Tenenbaum Flat on Taxes
I just received an email from S.C. Superintendent of Education Inez Tenenbaum warning me of oncoming taxpayer doom should her opponent, U.S. Rep. Jim DeMint, be elected to fill the seat of retiring U.S. Sen. Ernest Hollings. DeMint has been secretly supporting a radical, draconian tax scheme that, if I remember the email correctly, would raise taxes on one-third of all South Carolinians, provide unfair tax relief for the wealthy, and eventually cause a trade war on the planet of Naboo, resulting in the clone war and the end of the republic.
Not that the Tenenbaum campaign was over-reacting.
My "voter alert!" email from Tenenbaum let me know that Jim "Tax Cuts for the Rich" DeMint had proposed the total elimination of the Internal Revenue Service and the federal income tax, to be replaced with a national sales tax. The horror of life in the United States without a friendly, federal tax auditor peering into our paychecks is too much for the Tenenbaum campaign to imagine:
"DeMint's proposal would dramatically increase costs for all consumer goods and services ‹ homes, rent, cars, food, clothing, even health care and government services like public education." I suppose it's a waste of time to point out to liberal Democrats that, when the feds confiscate 30 percent of my income right out of my check, they've already taxed my "homes, rent, cars, food, clothing," comic books, cable TV, inflatable female companions and every other thing I would have spent my own money on if Inez's pals at the IRS hadn't snatched it.
Setting aside the outrage that inflatable friends are not tax deductible (according to my accountant, anyway), the idea of a national sales tax, or a flat income tax or a "value added tax (VAT) is to get the government completely out of the income-counting business. All that would matter is how much you spend, instead of how much you earn.
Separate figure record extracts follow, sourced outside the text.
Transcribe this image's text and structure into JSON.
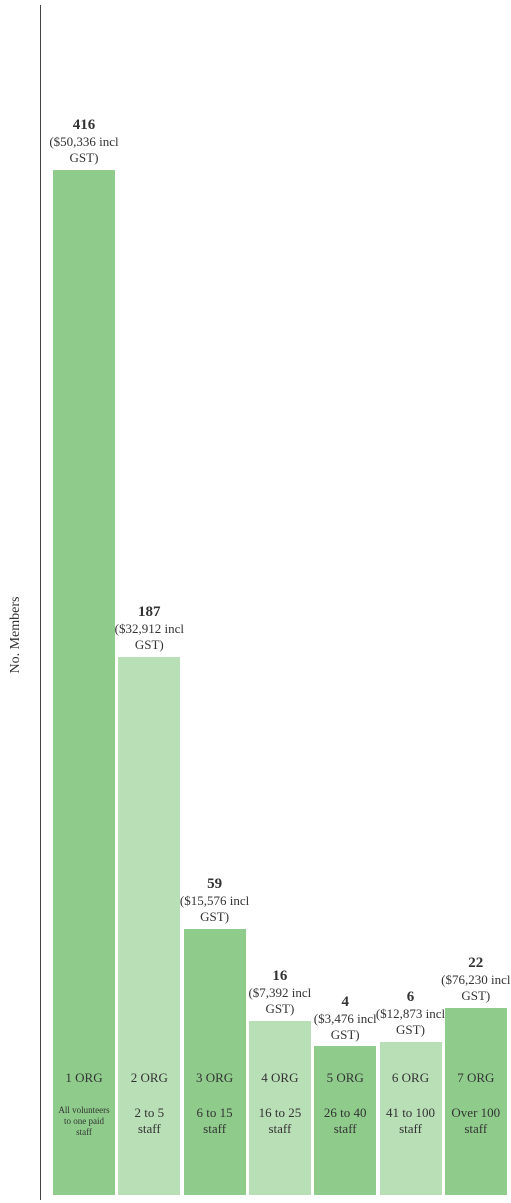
{
  "chart_data": {
    "type": "bar",
    "y_axis_label": "No. Members",
    "categories": [
      "1 ORG",
      "2 ORG",
      "3 ORG",
      "4 ORG",
      "5 ORG",
      "6 ORG",
      "7 ORG"
    ],
    "descriptions": [
      "All volunteers to one paid staff",
      "2 to 5 staff",
      "6 to 15 staff",
      "16 to 25 staff",
      "26 to 40 staff",
      "41 to 100 staff",
      "Over 100 staff"
    ],
    "values": [
      416,
      187,
      59,
      16,
      4,
      6,
      22
    ],
    "costs": [
      "($50,336 incl GST)",
      "($32,912 incl GST)",
      "($15,576 incl GST)",
      "($7,392 incl GST)",
      "($3,476 incl GST)",
      "($12,873 incl GST)",
      "($76,230 incl GST)"
    ],
    "colors": [
      "#8fcc8c",
      "#b9dfb6",
      "#8fcc8c",
      "#b9dfb6",
      "#8fcc8c",
      "#b9dfb6",
      "#8fcc8c"
    ]
  }
}
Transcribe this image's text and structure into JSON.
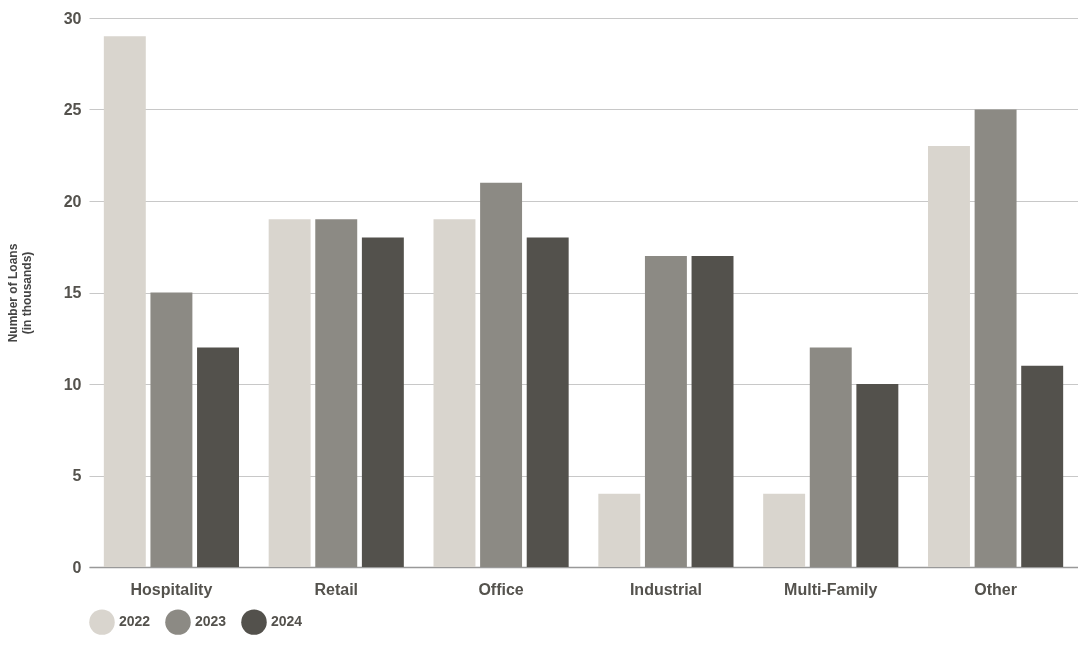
{
  "chart_data": {
    "type": "bar",
    "ylabel": "Number of Loans\n(in thousands)",
    "categories": [
      "Hospitality",
      "Retail",
      "Office",
      "Industrial",
      "Multi-Family",
      "Other"
    ],
    "series": [
      {
        "name": "2022",
        "color": "#d9d5ce",
        "values": [
          29,
          19,
          19,
          4,
          4,
          23
        ]
      },
      {
        "name": "2023",
        "color": "#8c8a84",
        "values": [
          15,
          19,
          21,
          17,
          12,
          25
        ]
      },
      {
        "name": "2024",
        "color": "#53514c",
        "values": [
          12,
          18,
          18,
          17,
          10,
          11
        ]
      }
    ],
    "ylim": [
      0,
      30
    ],
    "yticks": [
      0,
      5,
      10,
      15,
      20,
      25,
      30
    ],
    "grid": "y",
    "legend": "bottom"
  }
}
Inez Tenenbaum only supports modifying the current tax code (just what we need ‹ more new tax laws!) and ensuring that the rich, as the liberal mantra goes, "pay their fair share."
Here's the key difference between DeMint and Tenenbaum on taxes: DeMint is talking about something that is never going to happen, while Tenenbaum doesn't know what she's talking about at all.
Jim DeMint is off in low-tax la-la land when he dreams of ending the IRS. There's no way that liberals, lawyers and April 15th-loving accountants will let this legislation see the light of day. For people who believe in a very big, very powerful government, no tool is more important than the ability for some bureaucrat to be able to show up at your house and take all your stuff. If the government can't use the tax code to reward its friends and punish its foes ‹ well, how is it supposed to have any fun at all?
But that's fantasy. I think it's worth taking a few moments to introduce Tenenbaum and her friends on the Left to a little taxpayer reality.
Let's say for a moment that Inez is right that a DeMint-style national sales tax of 9 or 15 or 23 percent would, after eliminating all federal taxes, still raise taxes overall on 30 percent of South Carolinians. What would that tell us about South Carolina? It would show that a significant number of people here pay little or no federal income taxes.
And it's true. South Carolina is a relatively poor state that takes far more out of the federal treasury than we put in. Nationally speaking, South Carolina is the drunk brother-in-law lying on the sofa watching Cops re-runs who needs to go out and get a job.
Don't feel bad, though. It turns out that, according to a recent study by the Tax Foundation, the number of tax filers who will pay no federal income tax is a record-setting 44 million. And while Democrats keep talking about Bush's "tax cuts for the rich," the share of Americans who have to file income taxes but either pay nothing or get a handout (the Earned Income Tax Credit, which is tied to poverty) has jumped from 23 percent in 2000 to an estimated 33 percent in 2004.
More people are paying zero federal income taxes. South Carolina has an unusually large number of these people. So if we aren't paying the federal tax bill, who is? Why, rich Yankees, of course!
Yes, according to a new report from the Congressional Budget Office, you owe your federally subsidized school bus and cheap food and public radio and FBI to the evil, money-grubbing, Enron-loving, single-malt-scotch-buying rich. Every time some Democrat says he wants the rich to pay "their fair share," Bill Gates and Warren Buffett look to heaven and say, "From your lips to God's ear."
There are plenty of reasons to oppose an income tax (personally, I prefer a national property tax, but that's a topic for another time), but fear of the tax-dodging rich is not one of them. Right now the rich pay far more than their share in taxes. Most Americans probably agree with the Democrats that this is a good thing.
But that doesn't make it fair and it certainly doesn't make it right. To accuse Jim DeMint of trying to rip off the people who pay nothing by proposing that everyone pay the same percentage of something is particularly unfair.